E dato che il riferimento non poteva essere a Podemos, che pure ha una «base» piuttosto scettica nei confronti del Psoe, per quanto invece Iglesias lo consideri un alleato per un eventuale governo (criticando chi in rete ha accusato di razzismo il leader socialista), Sánchez ha stuzzicato proprio Iglesias per aver espresso parole troppo caustiche sul comunismo. In una recente intervista Iglesias si è definito «un comunista in gioventù».

Sánchez ha colto la palla al balzo per ricordare la sua origine di sinistra a quegli elettori di Izquierda Unida che forse non sono completamente soddisfatti dell’alleanza con i viola «post ideologici» di Podemos. Sono le ultime cartucce da giocarsi. Al netto delle polemiche – infatti – il dato che emerge in questi giorni è la probabile mancanza di un vincitore netto. L’ipotesi più accreditata rischia di essere il ripresentarsi di un’altra situazione come quella che ha portato a nuove elezioni. Nei sondaggi il Pp è ancora il primo partito, seguito da Unidos Podemos, Psoe e Ciudadanos.
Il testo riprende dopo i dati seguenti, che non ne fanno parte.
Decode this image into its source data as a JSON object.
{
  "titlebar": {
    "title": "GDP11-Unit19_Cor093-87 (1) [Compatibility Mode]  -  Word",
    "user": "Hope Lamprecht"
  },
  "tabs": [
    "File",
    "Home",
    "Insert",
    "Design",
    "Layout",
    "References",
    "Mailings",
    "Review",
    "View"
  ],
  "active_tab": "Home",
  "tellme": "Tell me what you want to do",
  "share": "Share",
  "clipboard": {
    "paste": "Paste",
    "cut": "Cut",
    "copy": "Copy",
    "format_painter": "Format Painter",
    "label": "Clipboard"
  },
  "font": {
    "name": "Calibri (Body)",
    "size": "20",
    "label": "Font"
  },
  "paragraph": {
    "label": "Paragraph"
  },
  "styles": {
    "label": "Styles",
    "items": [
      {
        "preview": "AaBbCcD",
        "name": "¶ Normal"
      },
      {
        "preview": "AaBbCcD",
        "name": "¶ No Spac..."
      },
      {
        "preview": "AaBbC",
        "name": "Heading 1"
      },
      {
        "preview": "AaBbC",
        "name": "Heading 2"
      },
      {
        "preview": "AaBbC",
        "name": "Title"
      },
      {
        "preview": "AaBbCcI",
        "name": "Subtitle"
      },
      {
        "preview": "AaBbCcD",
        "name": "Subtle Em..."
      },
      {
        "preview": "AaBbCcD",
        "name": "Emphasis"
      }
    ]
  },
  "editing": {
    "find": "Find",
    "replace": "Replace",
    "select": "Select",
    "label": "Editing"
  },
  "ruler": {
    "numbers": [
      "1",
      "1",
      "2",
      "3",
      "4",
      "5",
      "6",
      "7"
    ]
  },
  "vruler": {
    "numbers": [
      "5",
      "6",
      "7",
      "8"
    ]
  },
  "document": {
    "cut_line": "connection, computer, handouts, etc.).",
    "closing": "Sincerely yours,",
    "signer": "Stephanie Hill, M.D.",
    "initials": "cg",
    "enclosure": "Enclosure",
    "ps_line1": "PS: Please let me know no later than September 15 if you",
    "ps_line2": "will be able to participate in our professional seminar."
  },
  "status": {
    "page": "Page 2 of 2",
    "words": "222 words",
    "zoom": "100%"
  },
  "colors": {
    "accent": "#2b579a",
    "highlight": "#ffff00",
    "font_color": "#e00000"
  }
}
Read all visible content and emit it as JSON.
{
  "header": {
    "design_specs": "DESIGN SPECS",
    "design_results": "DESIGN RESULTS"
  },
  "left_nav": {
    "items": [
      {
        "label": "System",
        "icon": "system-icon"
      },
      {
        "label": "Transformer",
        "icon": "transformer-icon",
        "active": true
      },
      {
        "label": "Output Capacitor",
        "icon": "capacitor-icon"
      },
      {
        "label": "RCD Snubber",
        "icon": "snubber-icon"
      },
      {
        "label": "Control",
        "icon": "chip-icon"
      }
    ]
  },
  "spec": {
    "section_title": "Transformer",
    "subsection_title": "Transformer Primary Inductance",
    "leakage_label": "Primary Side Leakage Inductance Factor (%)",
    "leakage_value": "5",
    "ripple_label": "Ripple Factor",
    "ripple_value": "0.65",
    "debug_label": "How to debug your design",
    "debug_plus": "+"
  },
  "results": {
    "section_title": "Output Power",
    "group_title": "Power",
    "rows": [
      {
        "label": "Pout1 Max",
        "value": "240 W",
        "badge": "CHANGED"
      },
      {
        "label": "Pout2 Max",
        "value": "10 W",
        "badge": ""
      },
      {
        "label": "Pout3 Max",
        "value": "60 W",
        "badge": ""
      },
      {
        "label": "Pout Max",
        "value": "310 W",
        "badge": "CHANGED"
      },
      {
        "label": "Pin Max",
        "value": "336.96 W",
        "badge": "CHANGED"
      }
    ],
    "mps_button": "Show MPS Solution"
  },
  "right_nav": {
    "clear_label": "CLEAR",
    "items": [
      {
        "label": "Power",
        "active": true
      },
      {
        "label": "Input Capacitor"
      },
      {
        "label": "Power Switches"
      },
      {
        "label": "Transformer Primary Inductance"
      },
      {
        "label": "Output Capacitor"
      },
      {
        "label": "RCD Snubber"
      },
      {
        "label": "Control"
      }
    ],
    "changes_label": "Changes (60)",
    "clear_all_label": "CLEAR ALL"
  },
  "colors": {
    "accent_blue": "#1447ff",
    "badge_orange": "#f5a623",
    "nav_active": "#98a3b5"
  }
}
Nessuno può governare da solo e il sistema elettorale spagnolo, che divide il paese in 52 circoscrizioni e conseguente attribuzione di numero di deputati, fa il resto. Tutto è possibile nel gioco di future alleanze, per quanto alcune siano già state ampiamente bocciate. Rimangono due strade davvero percorribili, nonostante le recenti dichiarazioni di Sánchez: un governo di larghe intese tra popolari e socialisti, un governo con Unidos Podemos e socialisti. Più improbabile, almeno stando ai sondaggi e all’attribuzione dei seggi, una potenziale alleanza tra Ciudadanos e socialisti o tra Ciudadanos e popolari (di cui il leader Albert Rivera chiede un cambio alla guida).

Fondamentale sarà il voto dei giovani tra 18 e 34 anni che, stando a un’indagine di Metroscopia pubblicata da El Pais, votano per lo più a sinistra e per Unidos Podemos. Potrebbe arrivare da lì, dall’attivazione di chi magari a dicembre non ha votato, i voti capaci di fare la differenza. Altro dato interessante: i giovani del campione si sono espressi tutti a maggioranza per un sistema multipartitico, anche se questa circostanza finisce per creare una difficoltà nella formazione del governo.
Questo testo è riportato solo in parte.